Nor was there much evidence of good-humored irreverence Richards has displayed for well-bred Republicans.
The tough-talking Richards, a feisty 25-year political veteran with big white bouffant hairdo, vaulted into the national arena with a speech at the 1988 Democratic convention where she attacked presidential candidate George Bush as a privileged Yankee blueblood "born with a silver foot in his mouth."
Tuesday night's political rhetoric was at a minimum and there was maybe a 3-to-1 ratio of Yankees to Texans, but the event, held at Moscow's only Tex-Mex bar, felt like the real thing to some from the Lone Star state.
"You forget that you are in Moscow, totally. It's like being in an Austin bar," said Gwen Fricker, an exchange student from Lorena, Texas, eating a chicken burrito. "I thought there'd be a lot more Texans than there are, but it's O.K."
Fricker, who plans to work in the petroleum industry someday, said she had been hoping for a better turnout from Moscow's Texas oilmen, but, as other guests pointed out, most of those people are likely to support Governor Richards' Republican opponent, George W. Bush Jr., the son of the former president. Richards has dubbed George Jr. "the shrub."
A corporate lawyer from Dallas, Shari Loessberg, organized Tuesday's fundraiser which attracted over 50 people to the Armadillo Tex-Mex Bar near Red Square.
"Raising money for women candidates is what makes my heart sing," said Loessberg, who estimated the event raised over $3,000. "For a long time,women politicians had to work so hard to be taken seriously, that they couldn't laugh and tell jokes. Ann does that."
"This campaign in Texas has national consequences, both for Democrats and for women in political office," said Jane Angvik, 46, Alaska's former commissioner of commerce and economic development who now lives in Moscow.
"I think Ann Richards' election is important for women across the board."
Tuesday night's crowd was predominantly young, professional and without any of the trappings that make Texans easily recognizable. One young man in cowboy boots, an exchange student from the University of Texas, said he came to commune with fellow Texans, who he finds easier to get along with than northerners.

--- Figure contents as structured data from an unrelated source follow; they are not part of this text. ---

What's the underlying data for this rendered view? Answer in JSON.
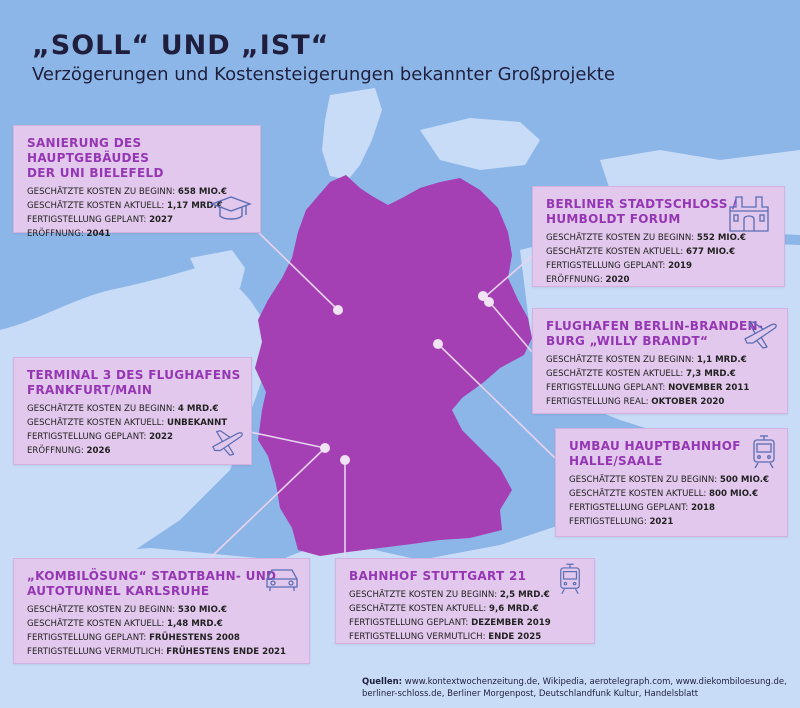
{
  "header": {
    "title": "„SOLL“ UND „IST“",
    "subtitle": "Verzögerungen und Kostensteigerungen bekannter Großprojekte"
  },
  "colors": {
    "sea": "#8db6e8",
    "land": "#c9dcf7",
    "germany": "#a43fb4",
    "card": "#e2c8ec",
    "accent": "#9536b5"
  },
  "projects": [
    {
      "id": "bielefeld",
      "title_l1": "SANIERUNG DES HAUPTGEBÄUDES",
      "title_l2": "DER UNI BIELEFELD",
      "icon": "graduation-cap-icon",
      "rows": [
        {
          "label": "GESCHÄTZTE KOSTEN ZU BEGINN:",
          "value": "658 MIO.€"
        },
        {
          "label": "GESCHÄTZTE KOSTEN AKTUELL:",
          "value": "1,17 MRD.€"
        },
        {
          "label": "FERTIGSTELLUNG GEPLANT:",
          "value": "2027"
        },
        {
          "label": "ERÖFFNUNG:",
          "value": "2041"
        }
      ]
    },
    {
      "id": "schloss",
      "title_l1": "BERLINER STADTSCHLOSS /",
      "title_l2": "HUMBOLDT FORUM",
      "icon": "castle-icon",
      "rows": [
        {
          "label": "GESCHÄTZTE KOSTEN ZU BEGINN:",
          "value": "552 MIO.€"
        },
        {
          "label": "GESCHÄTZTE KOSTEN AKTUELL:",
          "value": "677 MIO.€"
        },
        {
          "label": "FERTIGSTELLUNG GEPLANT:",
          "value": "2019"
        },
        {
          "label": "ERÖFFNUNG:",
          "value": "2020"
        }
      ]
    },
    {
      "id": "ber",
      "title_l1": "FLUGHAFEN BERLIN-BRANDEN-",
      "title_l2": "BURG „WILLY BRANDT“",
      "icon": "airplane-icon",
      "rows": [
        {
          "label": "GESCHÄTZTE KOSTEN ZU BEGINN:",
          "value": "1,1 MRD.€"
        },
        {
          "label": "GESCHÄTZTE KOSTEN AKTUELL:",
          "value": "7,3 MRD.€"
        },
        {
          "label": "FERTIGSTELLUNG GEPLANT:",
          "value": "NOVEMBER 2011"
        },
        {
          "label": "FERTIGSTELLUNG REAL:",
          "value": "OKTOBER 2020"
        }
      ]
    },
    {
      "id": "frankfurt",
      "title_l1": "TERMINAL 3 DES FLUGHAFENS",
      "title_l2": "FRANKFURT/MAIN",
      "icon": "airplane-icon",
      "rows": [
        {
          "label": "GESCHÄTZTE KOSTEN ZU BEGINN:",
          "value": "4 MRD.€"
        },
        {
          "label": "GESCHÄTZTE KOSTEN AKTUELL:",
          "value": "UNBEKANNT"
        },
        {
          "label": "FERTIGSTELLUNG GEPLANT:",
          "value": "2022"
        },
        {
          "label": "ERÖFFNUNG:",
          "value": "2026"
        }
      ]
    },
    {
      "id": "halle",
      "title_l1": "UMBAU HAUPTBAHNHOF",
      "title_l2": "HALLE/SAALE",
      "icon": "train-icon",
      "rows": [
        {
          "label": "GESCHÄTZTE KOSTEN ZU BEGINN:",
          "value": "500 MIO.€"
        },
        {
          "label": "GESCHÄTZTE KOSTEN AKTUELL:",
          "value": "800 MIO.€"
        },
        {
          "label": "FERTIGSTELLUNG GEPLANT:",
          "value": "2018"
        },
        {
          "label": "FERTIGSTELLUNG:",
          "value": "2021"
        }
      ]
    },
    {
      "id": "karlsruhe",
      "title_l1": "„KOMBILÖSUNG“ STADTBAHN- UND",
      "title_l2": "AUTOTUNNEL KARLSRUHE",
      "icon": "car-icon",
      "rows": [
        {
          "label": "GESCHÄTZTE KOSTEN ZU BEGINN:",
          "value": "530 MIO.€"
        },
        {
          "label": "GESCHÄTZTE KOSTEN AKTUELL:",
          "value": "1,48 MRD.€"
        },
        {
          "label": "FERTIGSTELLUNG GEPLANT:",
          "value": "FRÜHESTENS 2008"
        },
        {
          "label": "FERTIGSTELLUNG VERMUTLICH:",
          "value": "FRÜHESTENS ENDE 2021"
        }
      ]
    },
    {
      "id": "stuttgart",
      "title_l1": "BAHNHOF STUTTGART 21",
      "title_l2": "",
      "icon": "train-icon",
      "rows": [
        {
          "label": "GESCHÄTZTE KOSTEN ZU BEGINN:",
          "value": "2,5 MRD.€"
        },
        {
          "label": "GESCHÄTZTE KOSTEN AKTUELL:",
          "value": "9,6 MRD.€"
        },
        {
          "label": "FERTIGSTELLUNG GEPLANT:",
          "value": "DEZEMBER 2019"
        },
        {
          "label": "FERTIGSTELLUNG VERMUTLICH:",
          "value": "ENDE 2025"
        }
      ]
    }
  ],
  "sources": {
    "label": "Quellen:",
    "line1": "www.kontextwochenzeitung.de, Wikipedia, aerotelegraph.com, www.diekombiloesung.de,",
    "line2": "berliner-schloss.de, Berliner Morgenpost, Deutschlandfunk Kultur, Handelsblatt"
  }
}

"We went on a bus excursion trip with some students from Boston University. It was dreadful," said Paul Goode of Dallas. "I try not to be prejudiced, but it seems most of the people I get along with here tend to be from Texas or the South."

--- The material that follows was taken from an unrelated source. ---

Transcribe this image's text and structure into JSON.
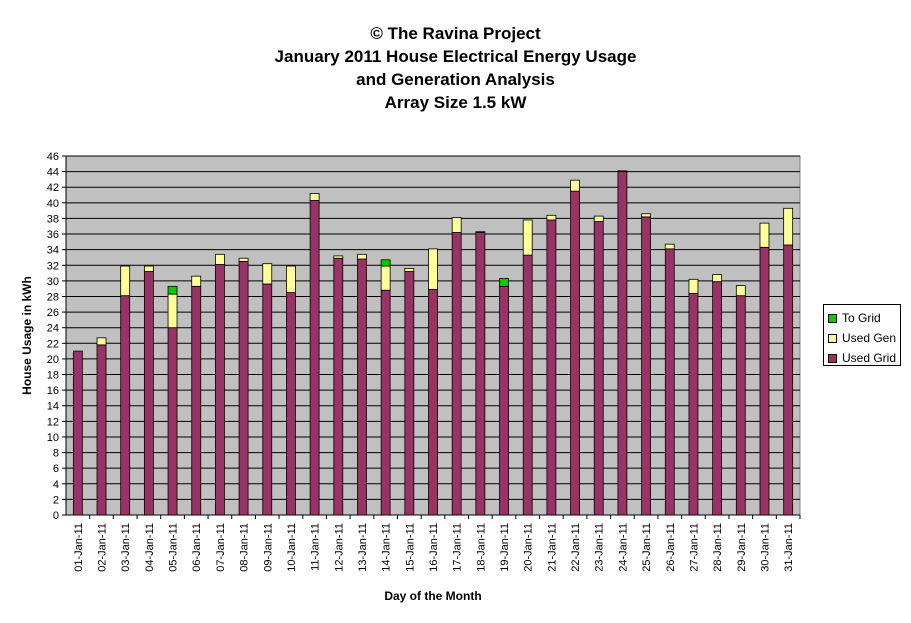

Others, not so keen on the candidate herself, came to the event to take part in what they said was an American political ritual.
"I don't really consider this is a fundraiser for Ann Richards. I think it is just an opportunity for Americans to support the political process in the U.S.," said Shelley Zent of Dallas. "I don't support some of her very liberal tendencies, especially regarding gays and lesbians."